If they did want to spur job growth, they’d do what always works to secure more of something — reduce taxes on it. And keep them low.
That is, instead of fighting over the terms of one-year payroll tax holidays, they’d adopt a proposal being floated by one of my favorite centrist policy activists, Rick Swartz, and cut payroll taxes for five or 10 years.
And cut them deeply — in half (from 6.2 percent to 3.1 percent) and for employees and employers.
It’s an expensive idea — perhaps almost $1.5 trillion if the plan went for five years — but Swartz argues it can be paid for and could appeal to conservatives and liberals.
“For conservatives, it’s the supply-side principle — lower tax rates and broaden the tax base,” he said.
“Also, Republicans don’t think that [President Barack] Obama’s one-year holidays have encouraged employers to hire people, and they are probably right.
“For liberals, this is going to create jobs, and I’d partly pay for it by raising the limit on incomes subject to the payroll tax, making it progressive.
“This is win-win. You’re going to put money into the hands of consumers who’ll spend it. And you will give employers greater certainty for a number of years and better incentives to hire people.”
Swartz, president of Strategic Solutions Washington, has a record of trying to form “strange bedfellows” coalitions around such issues as immigration reform, agriculture and hunger policy and economics.
To “broaden the base,” he proposes to apply the new 3.1 percent payroll tax rate to workers making as much as $220,000 a year and their employers.
Normally, workers and employers pay a 6.2 percent payroll tax on workers’ wages up to $107,000.
The rate’s been cut to 4.2 percent for employees under a law that will expire at the end of this year unless Congress acts.
Republicans and Democrats are at war over whether and how much to extend the current holiday and, especially, over how to pay for it.
Hoping to seize the political high ground, Obama originally called for part of Swartz’s plan — cuts to 3.1 percent for employers and employees — but only for one year.
In the process, Obama argued that he’s in favor of tax cuts to stimulate employment — normally a GOP idea.
But Republicans were dead set against the cost — $265 billion — and Obama’s proposal to pay for it with a surtax on the highest earners.
So, as he did in his Kansas speech Tuesday, Obama and other Democrats are painting the GOP as willing to raise taxes on workers while protecting the rich.
In an era of deepening economic inequality, polls show that more than 60 percent of voters favor increasing taxes on those in the highest income brackets.
This week, Senate Democrats have scaled back Obama’s proposal, offering a one-year cut to 3.1 percent for workers only, which is paid for with a smaller millionaire surtax.
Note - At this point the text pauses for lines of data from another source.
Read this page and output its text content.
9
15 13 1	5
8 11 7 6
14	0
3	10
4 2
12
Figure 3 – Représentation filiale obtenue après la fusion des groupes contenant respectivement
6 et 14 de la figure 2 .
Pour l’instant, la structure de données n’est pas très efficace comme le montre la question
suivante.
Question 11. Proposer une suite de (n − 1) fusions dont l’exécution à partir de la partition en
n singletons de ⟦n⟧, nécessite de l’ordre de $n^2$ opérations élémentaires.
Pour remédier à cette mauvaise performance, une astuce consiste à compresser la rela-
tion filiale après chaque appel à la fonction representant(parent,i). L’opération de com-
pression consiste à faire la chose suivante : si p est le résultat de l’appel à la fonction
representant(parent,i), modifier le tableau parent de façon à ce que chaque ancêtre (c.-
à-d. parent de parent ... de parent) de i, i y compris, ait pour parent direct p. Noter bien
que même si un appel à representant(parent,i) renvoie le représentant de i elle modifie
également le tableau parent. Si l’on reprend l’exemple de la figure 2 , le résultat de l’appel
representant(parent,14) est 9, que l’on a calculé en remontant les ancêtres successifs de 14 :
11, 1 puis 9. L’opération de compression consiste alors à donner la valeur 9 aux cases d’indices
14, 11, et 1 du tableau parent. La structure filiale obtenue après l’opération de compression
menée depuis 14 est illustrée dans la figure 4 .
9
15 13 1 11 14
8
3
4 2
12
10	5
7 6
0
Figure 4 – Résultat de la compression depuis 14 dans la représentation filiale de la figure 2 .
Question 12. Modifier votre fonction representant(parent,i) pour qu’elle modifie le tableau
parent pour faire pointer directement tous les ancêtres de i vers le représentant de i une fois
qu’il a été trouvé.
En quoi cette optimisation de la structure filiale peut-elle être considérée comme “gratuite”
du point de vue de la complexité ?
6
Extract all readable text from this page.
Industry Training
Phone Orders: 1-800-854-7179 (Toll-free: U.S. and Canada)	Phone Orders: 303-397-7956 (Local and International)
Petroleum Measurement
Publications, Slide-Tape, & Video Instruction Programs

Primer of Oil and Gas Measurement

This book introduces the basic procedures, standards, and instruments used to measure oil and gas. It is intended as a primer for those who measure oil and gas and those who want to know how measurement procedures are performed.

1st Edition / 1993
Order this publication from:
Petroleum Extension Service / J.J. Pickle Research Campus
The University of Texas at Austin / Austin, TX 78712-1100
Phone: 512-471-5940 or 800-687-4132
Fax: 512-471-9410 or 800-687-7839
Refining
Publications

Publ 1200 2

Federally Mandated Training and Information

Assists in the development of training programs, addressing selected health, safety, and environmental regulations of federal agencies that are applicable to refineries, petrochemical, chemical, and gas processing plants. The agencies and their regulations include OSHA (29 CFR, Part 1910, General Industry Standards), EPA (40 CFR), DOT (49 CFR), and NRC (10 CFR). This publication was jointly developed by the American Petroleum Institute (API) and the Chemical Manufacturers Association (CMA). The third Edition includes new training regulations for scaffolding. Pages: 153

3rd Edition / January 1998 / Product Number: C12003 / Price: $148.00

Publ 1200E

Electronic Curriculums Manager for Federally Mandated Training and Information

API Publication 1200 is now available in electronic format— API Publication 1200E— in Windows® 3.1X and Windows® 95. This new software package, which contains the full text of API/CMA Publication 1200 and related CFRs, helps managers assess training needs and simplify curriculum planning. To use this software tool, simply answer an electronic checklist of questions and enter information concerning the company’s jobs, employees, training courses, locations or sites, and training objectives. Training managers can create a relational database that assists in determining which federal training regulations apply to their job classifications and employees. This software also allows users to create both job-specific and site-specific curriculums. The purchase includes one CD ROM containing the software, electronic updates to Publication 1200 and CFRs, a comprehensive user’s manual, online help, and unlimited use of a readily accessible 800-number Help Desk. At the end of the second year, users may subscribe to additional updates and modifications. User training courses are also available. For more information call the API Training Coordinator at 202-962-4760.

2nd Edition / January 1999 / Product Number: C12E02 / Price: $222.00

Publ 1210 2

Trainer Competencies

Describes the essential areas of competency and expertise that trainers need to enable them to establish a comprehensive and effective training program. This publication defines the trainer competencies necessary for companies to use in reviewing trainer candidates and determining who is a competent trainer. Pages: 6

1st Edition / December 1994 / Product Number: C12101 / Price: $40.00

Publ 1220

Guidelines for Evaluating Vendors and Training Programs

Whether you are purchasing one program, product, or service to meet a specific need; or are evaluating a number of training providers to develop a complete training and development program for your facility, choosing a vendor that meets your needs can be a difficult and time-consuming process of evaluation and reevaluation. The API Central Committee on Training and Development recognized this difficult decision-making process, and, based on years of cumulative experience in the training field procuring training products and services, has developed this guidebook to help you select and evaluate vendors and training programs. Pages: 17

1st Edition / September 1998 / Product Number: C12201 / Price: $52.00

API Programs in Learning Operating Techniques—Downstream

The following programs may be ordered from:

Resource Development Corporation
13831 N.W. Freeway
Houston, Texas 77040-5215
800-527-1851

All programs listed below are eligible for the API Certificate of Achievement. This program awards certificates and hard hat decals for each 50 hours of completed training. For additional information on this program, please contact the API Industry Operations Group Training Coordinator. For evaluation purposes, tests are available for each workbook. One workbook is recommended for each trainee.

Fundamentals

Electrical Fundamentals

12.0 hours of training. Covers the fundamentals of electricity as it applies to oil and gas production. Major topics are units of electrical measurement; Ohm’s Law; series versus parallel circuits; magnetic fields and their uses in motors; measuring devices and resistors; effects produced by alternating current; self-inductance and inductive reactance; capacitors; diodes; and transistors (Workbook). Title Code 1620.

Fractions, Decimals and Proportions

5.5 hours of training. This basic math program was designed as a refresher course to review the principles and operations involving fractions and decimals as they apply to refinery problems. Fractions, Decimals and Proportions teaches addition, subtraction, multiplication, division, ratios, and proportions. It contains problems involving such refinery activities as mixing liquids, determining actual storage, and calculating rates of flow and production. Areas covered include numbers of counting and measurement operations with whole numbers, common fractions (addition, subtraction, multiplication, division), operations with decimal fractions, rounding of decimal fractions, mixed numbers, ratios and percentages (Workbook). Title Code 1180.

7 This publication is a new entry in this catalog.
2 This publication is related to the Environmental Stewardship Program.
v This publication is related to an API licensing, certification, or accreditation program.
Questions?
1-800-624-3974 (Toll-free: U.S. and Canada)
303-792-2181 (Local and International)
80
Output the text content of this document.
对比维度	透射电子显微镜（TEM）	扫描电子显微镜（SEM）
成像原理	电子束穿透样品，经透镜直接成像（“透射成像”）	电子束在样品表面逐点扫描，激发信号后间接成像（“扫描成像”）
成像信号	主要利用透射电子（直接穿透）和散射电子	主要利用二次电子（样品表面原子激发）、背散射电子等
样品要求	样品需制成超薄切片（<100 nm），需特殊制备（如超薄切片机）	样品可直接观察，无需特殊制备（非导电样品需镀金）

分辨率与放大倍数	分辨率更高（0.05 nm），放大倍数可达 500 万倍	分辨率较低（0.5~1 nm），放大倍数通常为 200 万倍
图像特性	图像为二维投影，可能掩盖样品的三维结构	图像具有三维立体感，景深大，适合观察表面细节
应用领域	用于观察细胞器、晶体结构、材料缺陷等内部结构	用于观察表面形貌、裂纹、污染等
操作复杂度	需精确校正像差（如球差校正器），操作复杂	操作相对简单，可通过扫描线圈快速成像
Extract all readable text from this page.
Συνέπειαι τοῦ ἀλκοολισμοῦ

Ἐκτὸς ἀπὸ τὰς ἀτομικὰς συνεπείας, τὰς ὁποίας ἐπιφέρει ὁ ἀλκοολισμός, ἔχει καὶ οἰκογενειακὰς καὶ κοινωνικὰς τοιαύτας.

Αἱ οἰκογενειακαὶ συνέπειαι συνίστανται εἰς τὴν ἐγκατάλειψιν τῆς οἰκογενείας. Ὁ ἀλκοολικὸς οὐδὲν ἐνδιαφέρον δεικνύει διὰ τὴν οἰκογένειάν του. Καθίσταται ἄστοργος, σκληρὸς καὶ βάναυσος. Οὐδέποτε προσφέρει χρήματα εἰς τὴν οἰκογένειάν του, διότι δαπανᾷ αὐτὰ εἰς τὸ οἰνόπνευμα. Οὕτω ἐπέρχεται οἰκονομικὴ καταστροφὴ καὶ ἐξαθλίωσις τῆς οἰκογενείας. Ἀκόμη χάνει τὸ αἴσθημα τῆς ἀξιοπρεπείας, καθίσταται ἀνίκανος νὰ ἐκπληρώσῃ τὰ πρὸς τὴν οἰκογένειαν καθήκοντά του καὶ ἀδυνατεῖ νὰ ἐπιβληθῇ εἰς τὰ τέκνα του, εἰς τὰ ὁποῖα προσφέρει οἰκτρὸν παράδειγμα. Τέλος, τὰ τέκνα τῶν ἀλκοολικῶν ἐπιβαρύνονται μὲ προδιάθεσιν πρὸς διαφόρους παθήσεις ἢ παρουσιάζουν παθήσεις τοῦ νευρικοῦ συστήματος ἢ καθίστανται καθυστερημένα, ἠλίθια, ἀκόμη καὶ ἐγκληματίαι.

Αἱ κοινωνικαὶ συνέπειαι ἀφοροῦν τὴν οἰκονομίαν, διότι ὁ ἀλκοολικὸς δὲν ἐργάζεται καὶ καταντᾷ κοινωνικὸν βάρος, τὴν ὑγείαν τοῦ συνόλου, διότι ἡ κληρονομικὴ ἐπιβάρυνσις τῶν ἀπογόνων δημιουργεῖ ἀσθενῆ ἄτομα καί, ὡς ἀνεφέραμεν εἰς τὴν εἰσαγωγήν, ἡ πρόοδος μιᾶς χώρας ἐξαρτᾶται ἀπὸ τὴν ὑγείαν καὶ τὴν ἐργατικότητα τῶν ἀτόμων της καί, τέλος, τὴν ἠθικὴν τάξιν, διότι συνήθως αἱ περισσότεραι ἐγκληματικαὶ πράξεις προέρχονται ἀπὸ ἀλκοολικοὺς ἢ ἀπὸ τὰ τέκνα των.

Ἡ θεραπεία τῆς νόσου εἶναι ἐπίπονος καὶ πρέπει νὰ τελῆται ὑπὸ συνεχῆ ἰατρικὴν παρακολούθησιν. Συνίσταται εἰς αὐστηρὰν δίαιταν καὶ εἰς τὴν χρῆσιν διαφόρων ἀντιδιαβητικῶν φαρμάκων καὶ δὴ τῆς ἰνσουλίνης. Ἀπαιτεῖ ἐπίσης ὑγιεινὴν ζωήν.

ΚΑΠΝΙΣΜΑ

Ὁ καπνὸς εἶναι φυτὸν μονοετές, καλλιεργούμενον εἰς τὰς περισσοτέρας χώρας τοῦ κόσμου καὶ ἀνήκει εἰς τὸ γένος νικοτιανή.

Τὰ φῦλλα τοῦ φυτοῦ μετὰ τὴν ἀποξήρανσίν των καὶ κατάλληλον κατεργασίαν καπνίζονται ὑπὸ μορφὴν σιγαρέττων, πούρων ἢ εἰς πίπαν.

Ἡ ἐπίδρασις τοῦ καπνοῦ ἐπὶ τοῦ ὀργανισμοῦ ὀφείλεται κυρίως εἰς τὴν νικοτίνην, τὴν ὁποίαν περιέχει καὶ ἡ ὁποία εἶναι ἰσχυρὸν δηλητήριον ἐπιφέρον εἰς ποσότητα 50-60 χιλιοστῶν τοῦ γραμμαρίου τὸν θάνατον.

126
Congressional Republicans are still opposed, claiming that high-end taxpayers are America’s “job creators.”
GOP leaders and at least two presidential candidates, hoping to escape blame for letting the current tax holiday expire and socking workers with an average $900 tax hike next year, have tried to concoct their own plans.
But they are having trouble bringing along their rank and file, which opposes the move for its expense and because it says the holiday has failed to stimulate hiring.
Swartz thinks Republicans have a point in saying that one-year payroll tax reductions don’t encourage employers to hire because they need longer-term incentives — hence, his five- or 10-year proposal.
To pay for the plan, Swartz proposes a variety of steps, beginning with lifting the cap on incomes subject to payroll taxes above its present $107,000.
“Workers making up to $220,000 and their employers between $107,000 and $220,000 would pay less than they do normally because their first $107,00 would be taxed at 3.1 instead of 6.2,” he said.
Above that, they’d pay more — but how much more would depend on what other offsets were adopted.
“You could include short-term capital gains, dividends or hedge-fund operators’ carried interest in the payroll tax base,” he said.
“You could limit farm subsidies and close tax loopholes You could also cut spending along the lines considered by the Congressional super committee,” he said.
Cutting payroll taxes on a revenue-neutral basis would not solve the long-term problem of Social Security solvency, Swartz admits, but he argues that part of his plan is “lockboxing” all payroll revenues to protect them from being raided to pay for other programs.
“This doesn’t solve every problem,” he told me. “But it does address our biggest problem as a country — getting job growth going. And if we did that, a lot of other problems would get solved, too.”